Phylogenetic tree showing the relationship of PmoA sequences obtained from forest soils in this study to known groups of PmoA and AmoA sequences. USCα (21), USCγ (30), cluster 1 (33), JR3 (2), and Methylocystaceae (16) represent putative atmospheric methane oxidizing genotypes. The tree was calculated based on amino acids 59 to 206 according to the PmoA sequence of M. capsulatus Bath (NC_002977) using the ARB-implemented PROML method (36) with the evolutionary model JTT (25).
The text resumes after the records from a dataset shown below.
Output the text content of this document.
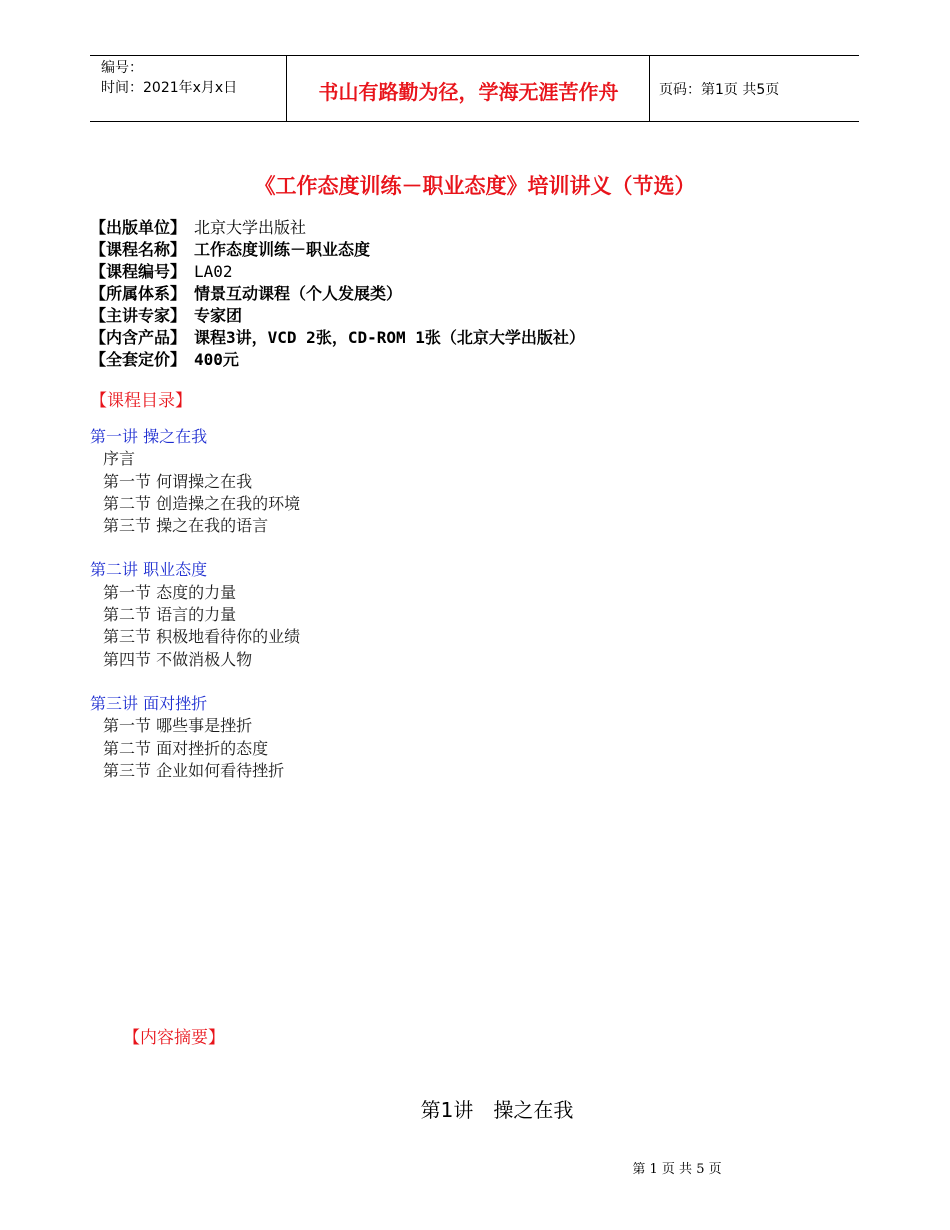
编号：
时间：2021年x月x日	书山有路勤为径，学海无涯苦作舟	页码：第1页 共5页
《工作态度训练－职业态度》培训讲义（节选）
【出版单位】 北京大学出版社
【课程名称】 工作态度训练－职业态度
【课程编号】 LA02
【所属体系】 情景互动课程（个人发展类）
【主讲专家】 专家团
【内含产品】 课程3讲，VCD 2张，CD-ROM 1张（北京大学出版社）
【全套定价】 400元
【课程目录】
第一讲 操之在我
序言
第一节 何谓操之在我
第二节 创造操之在我的环境
第三节 操之在我的语言
第二讲 职业态度
第一节 态度的力量
第二节 语言的力量
第三节 积极地看待你的业绩
第四节 不做消极人物
第三讲 面对挫折
第一节 哪些事是挫折
第二节 面对挫折的态度
第三节 企业如何看待挫折
【内容摘要】
第1讲　操之在我
第 1 页 共 5 页
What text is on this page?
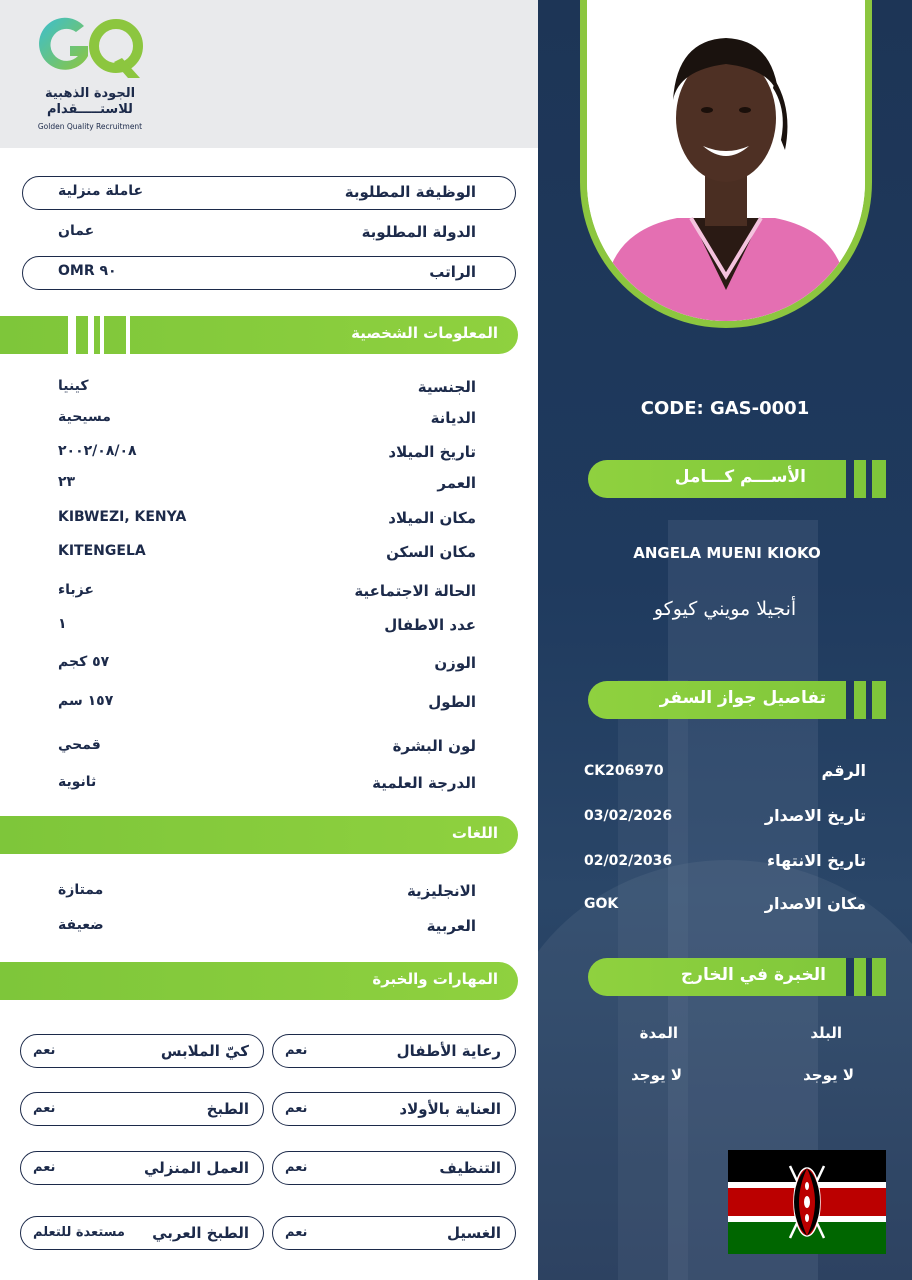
الجودة الذهبية
للاستـــــقدام
Golden Quality Recruitment
الوظيفة المطلوبة
عاملة منزلية
الدولة المطلوبة
عمان
الراتب
OMR ٩٠
المعلومات الشخصية
الجنسية
كينيا
الديانة
مسيحية
تاريخ الميلاد
٢٠٠٢/٠٨/٠٨
العمر
٢٣
مكان الميلاد
KIBWEZI, KENYA
مكان السكن
KITENGELA
الحالة الاجتماعية
عزباء
عدد الاطفال
١
الوزن
٥٧ كجم
الطول
١٥٧ سم
لون البشرة
قمحي
الدرجة العلمية
ثانوية
اللغات
الانجليزية
ممتازة
العربية
ضعيفة
المهارات والخبرة
رعاية الأطفال
نعم
كيّ الملابس
نعم
العناية بالأولاد
نعم
الطبخ
نعم
التنظيف
نعم
العمل المنزلي
نعم
الغسيل
نعم
الطبخ العربي
مستعدة للتعلم
CODE: GAS-0001
الأســـم كـــامل
ANGELA MUENI KIOKO
أنجيلا مويني كيوكو
تفاصيل جواز السفر
الرقم
CK206970
تاريخ الاصدار
03/02/2026
تاريخ الانتهاء
02/02/2036
مكان الاصدار
GOK
الخبرة في الخارج
البلد
المدة
لا يوجد
لا يوجد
The scale bar represents 10% sequence difference. Accession numbers of sequences used for tree reconstruction are as follows: AF148521, AF148522, AF200729, AJ278727, AJ579669, AJ868245, AJ868259, AJ868265, AJ868278, AJ868281, AJ868409, AY550736, DQ295899, EF591085, EF644409, FJ970601, FN564735, FN564878, FN564924, FN564930, U76553, and NC_002977.

FIG. 5.

pmoA, amoA, and 16S rRNA gene numbers. Bars show the number of pmoA, amoA, and 16S rRNA genes measured by qPCR in beech and spruce soils from Solling, Steigerwald, and Unterlüß. Error bars indicate standard deviations of three replicate DNA extractions of five soil cores, i.e., from a total of 15 values. The asterisk indicates significant differences between beech and spruce soil (Mann-Whitney U test).